Sunday, July 6, 2014

I like to explore and stuff...


I'm sitting at home not moving, because my bud and I at 11:30 at night on Friday decided to go hike a giant mountain at 5 am. So I am VERY sore, and can't move around very well, so I decided to write this blog.


    While hiking that treacherous mountain, I was thinking about all of my life expeditions and all the places I've been blessed to be on and go. This last year has been the hardest year of my life to this point. Ever since I broke and tore my foot my Sr year of high school, my life has changed dramatically. And in those changing times, ive felt lost more times than not.
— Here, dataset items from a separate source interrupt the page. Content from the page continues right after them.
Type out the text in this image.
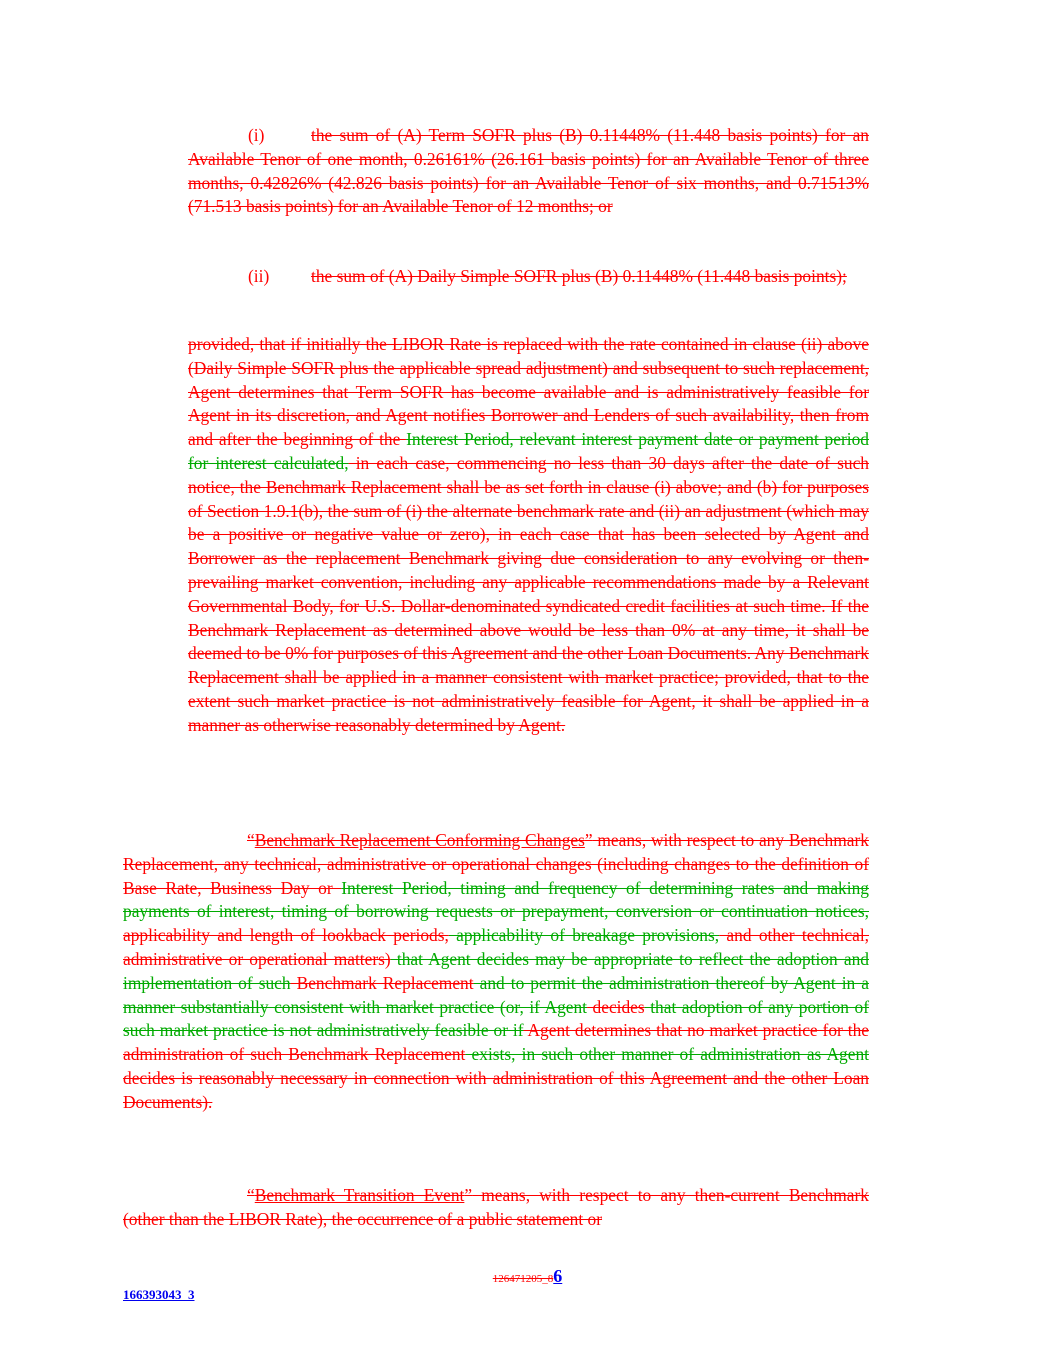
(i)	the sum of (A) Term SOFR plus (B) 0.11448% (11.448 basis points) for an Available Tenor of one month, 0.26161% (26.161 basis points) for an Available Tenor of three months, 0.42826% (42.826 basis points) for an Available Tenor of six months, and 0.71513% (71.513 basis points) for an Available Tenor of 12 months; or
(ii) the sum of (A) Daily Simple SOFR plus (B) 0.11448% (11.448 basis points);
provided, that if initially the LIBOR Rate is replaced with the rate contained in clause (ii) above (Daily Simple SOFR plus the applicable spread adjustment) and subsequent to such replacement, Agent determines that Term SOFR has become available and is administratively feasible for Agent in its discretion, and Agent notifies Borrower and Lenders of such availability, then from and after the beginning of the Interest Period, relevant interest payment date or payment period for interest calculated, in each case, commencing no less than 30 days after the date of such notice, the Benchmark Replacement shall be as set forth in clause (i) above; and (b) for purposes of Section 1.9.1(b), the sum of (i) the alternate benchmark rate and (ii) an adjustment (which may be a positive or negative value or zero), in each case that has been selected by Agent and Borrower as the replacement Benchmark giving due consideration to any evolving or then-prevailing market convention, including any applicable recommendations made by a Relevant Governmental Body, for U.S. Dollar-denominated syndicated credit facilities at such time. If the Benchmark Replacement as determined above would be less than 0% at any time, it shall be deemed to be 0% for purposes of this Agreement and the other Loan Documents. Any Benchmark Replacement shall be applied in a manner consistent with market practice; provided, that to the extent such market practice is not administratively feasible for Agent, it shall be applied in a manner as otherwise reasonably determined by Agent.
“Benchmark Replacement Conforming Changes” means, with respect to any Benchmark Replacement, any technical, administrative or operational changes (including changes to the definition of Base Rate, Business Day or Interest Period, timing and frequency of determining rates and making payments of interest, timing of borrowing requests or prepayment, conversion or continuation notices, applicability and length of lookback periods, applicability of breakage provisions, and other technical, administrative or operational matters) that Agent decides may be appropriate to reflect the adoption and implementation of such Benchmark Replacement and to permit the administration thereof by Agent in a manner substantially consistent with market practice (or, if Agent decides that adoption of any portion of such market practice is not administratively feasible or if Agent determines that no market practice for the administration of such Benchmark Replacement exists, in such other manner of administration as Agent decides is reasonably necessary in connection with administration of this Agreement and the other Loan Documents).
“Benchmark Transition Event” means, with respect to any then-current Benchmark (other than the LIBOR Rate), the occurrence of a public statement or
126471205_86
166393043_3
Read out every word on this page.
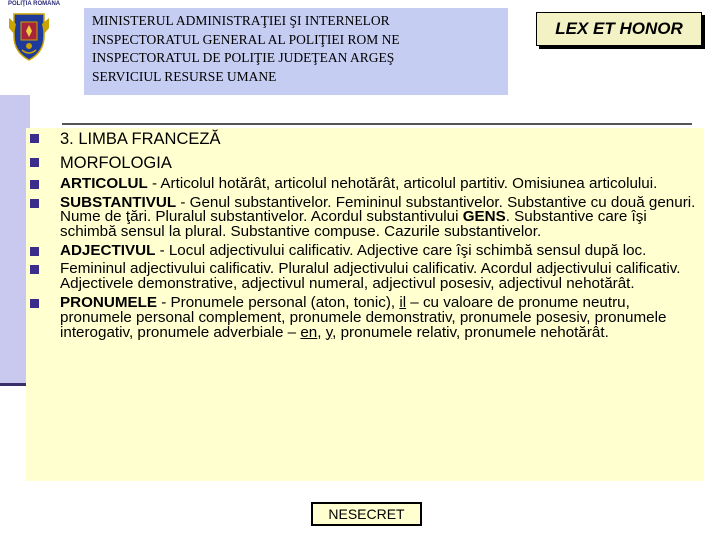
POLIŢIA ROMÂNĂ
MINISTERUL ADMINISTRAŢIEI ŞI INTERNELOR
INSPECTORATUL GENERAL AL POLIŢIEI ROM NE
INSPECTORATUL DE POLIŢIE JUDEŢEAN ARGEŞ
SERVICIUL RESURSE UMANE
LEX ET HONOR
3. LIMBA FRANCEZĂ
MORFOLOGIA
ARTICOLUL - Articolul hotărât, articolul nehotărât, articolul partitiv. Omisiunea articolului.
SUBSTANTIVUL - Genul substantivelor. Femininul substantivelor. Substantive cu două genuri. Nume de ţări. Pluralul substantivelor. Acordul substantivului GENS. Substantive care îşi schimbă sensul la plural. Substantive compuse. Cazurile substantivelor.
ADJECTIVUL - Locul adjectivului calificativ. Adjective care îşi schimbă sensul după loc.
Femininul adjectivului calificativ. Pluralul adjectivului calificativ. Acordul adjectivului calificativ. Adjectivele demonstrative, adjectivul numeral, adjectivul posesiv, adjectivul nehotărât.
PRONUMELE - Pronumele personal (aton, tonic), il – cu valoare de pronume neutru, pronumele personal complement, pronumele demonstrativ, pronumele posesiv, pronumele interogativ, pronumele adverbiale – en, y, pronumele relativ, pronumele nehotărât.
NESECRET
Often I wouldn't know where I was going, where I wanted to go, how I would get there or even where I was and what I could offer to this world. When I was in American literature this last fall semester, we read Emerson, Thoreau, Whitman, London and all sorts of other authors that write about exploring and finding yourself. I have always been one to adventure and find out where things go and how stuff works( I mean-- my friend Jake and I went to Louisiana a few days after graduating high school, simply because ... Why not! ) I've been to so many incredible places throughout my life because of baseball and various things, because of that I think I have a rare condition called..... Wanderlust.. A rare condition that makes you lust for adventure, never being still and exploring new places to find yourself in ( that and ADHD haha).  while in a state of wanderlust, I read Walden by H.D Thoreau and in it, he writes about living in the wilderness, why he lives there, and a lot about being self reliant. I kinda took to heart the whole "get lost to find yourself" thing. While trying to find myself, I've
Explored a lot, a lot by myself too, because I just don't have time for sketchy people.. I mean last second, then all of the sudden you have to baby sit, family party and do some homework. Its like, I get it... But that's why I've been to a lot of places alone, just me in the cool , crisp mountain air thinking about life.
After a while, I was never really getting answers to anything I wanted to know. While thinking about that, I realized I was slacking in the whole being spiritual game. I wasn't doing anything bad, I just wasn't being as good as I should. And by that I mean, would pretty much only go to sacrament, because there was always some good mlb, NBA, college or NFL game on to watch. Then one weekend I was home from school, and was cleaning my room, and I found this picture that has been in my room for as long as I can remember. It was a picture of Jesus and the caption was "Find me first, and then you will find yourself " this hit me like ... Really hard, and made me realize I was trying to get answers the wrong way. It helped remind me, that as independent and self reliant as I think I am, I can't accomplish the things I want to without the lords help.